But for all their flaws, the contracts have their supporters, as shown by a survey last year that found workers using zero-hours contracts to be at least as happy as those on full-time arrangements. Some of these contented workers might even be in Liverpool, working for the security firm Labour has employed for the conference: Crawley-based OCS uses zero-hours contracts, though, it argues, only for one-off events.

The same problem applies to any discussion of young people in relation to housing. The young are not a class or a homogenous group, defeating the simplistic Corbynite view of the world.

Right-to-buy is a classic example. Tens of thousands of people in the lowest socioeconomic groups have cashed in on a 30-year property boom. Even though house prices have soared, their gain might be relatively modest. But they have a stake: and their home could easily be worth more than the £325,000 inheritance tax threshold. That’s why George Osborne promised to raise the threshold on a couple’s wealth to £1m by the end of the parliament. It’s why housing associations are now under pressure to offload even more homes at a discount.

Another element of the property craze is the way many ordinary people have jumped on the buy-to-let bandwagon and built modest portfolios of homes for rent.
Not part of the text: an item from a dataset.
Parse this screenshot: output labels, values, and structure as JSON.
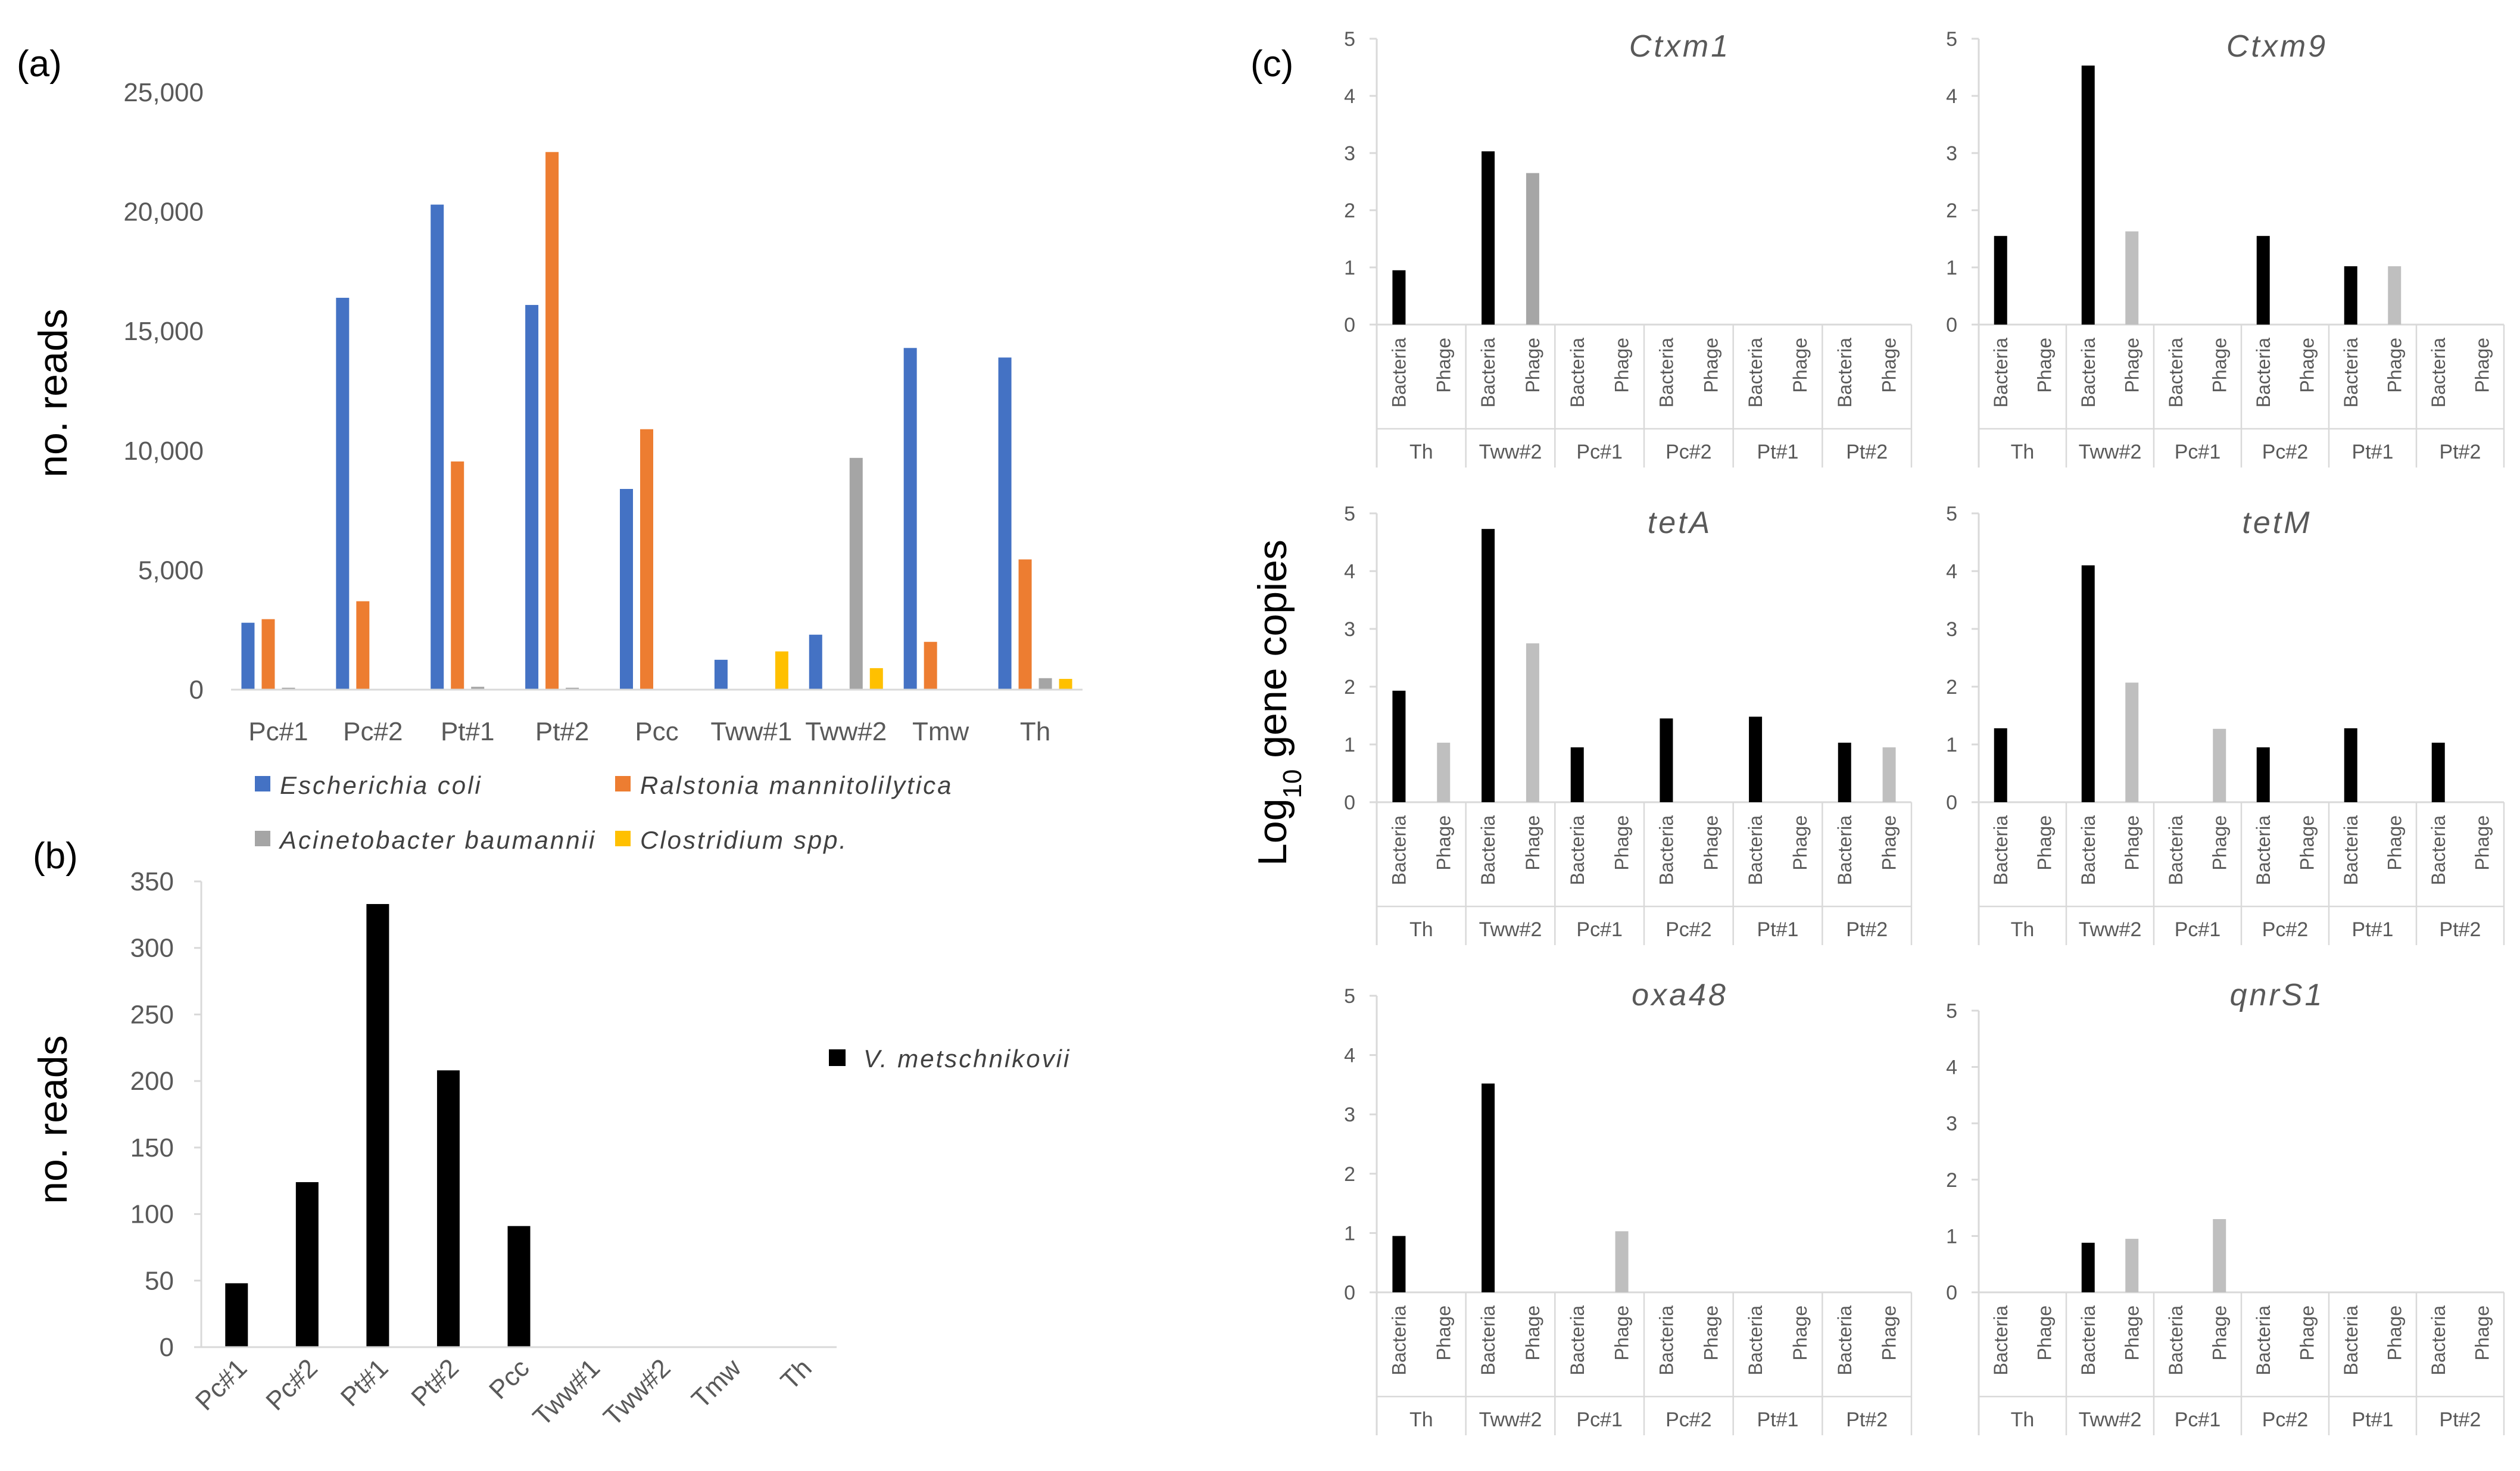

And they will have felt vindicated after Bank of England chief economist Andy Haldane said recently that property was a better investment for retirement than a pension.

Is it any wonder that one of the Tory government’s first acts was to push through a finance bill that cut the rate of capital gains tax? Since April the level of CGT that applies to property sales has dropped from 28% to 20%. Buy-to-letters have always been lightly taxed. Now it’s a bad joke.

It would be easy to believe that this 1.4-million-strong group of rentiers are all baby boomers and that the average young McDonald’s worker is light-years away from grabbing a slice of the action. But that would only be true if we failed to include the cascade of property wealth tumbling like a waterfall through the population. Homes are a cash machine for people during their working lives and a savings vehicle that often pays out to the next generation when they die. It’s a disaster for the health of the economy, but a deeply embedded reality.

Pensions have also muddied the waters. While it is true that the younger generation is missing out on the bountiful final-salary schemes enjoyed by so many baby boomers, this cash is not just spent by the over-65s on Viking river cruises. Parents and grandparents are increasingly supplementing student incomes and paying for deposits on student flats – especially since Osborne relaxed the rules on access to retirement funds.

For Labour and those like myself who have campaigned on behalf of young people, the millennials’ plight is obvious. But there needs to be a recognition that large sections of them have embraced the flexibility on offer from employers and that, in a wealthy economy like the UK, wealth extraction is an easier option than working in a PAYE job.

The Tories, for all their bluster about industrial strategy and rewarding work, are busy cutting the tax on wealth for a reason. For young and old alike, it is the lifeline they seek: and without a secure alternative, they are not going to give it up.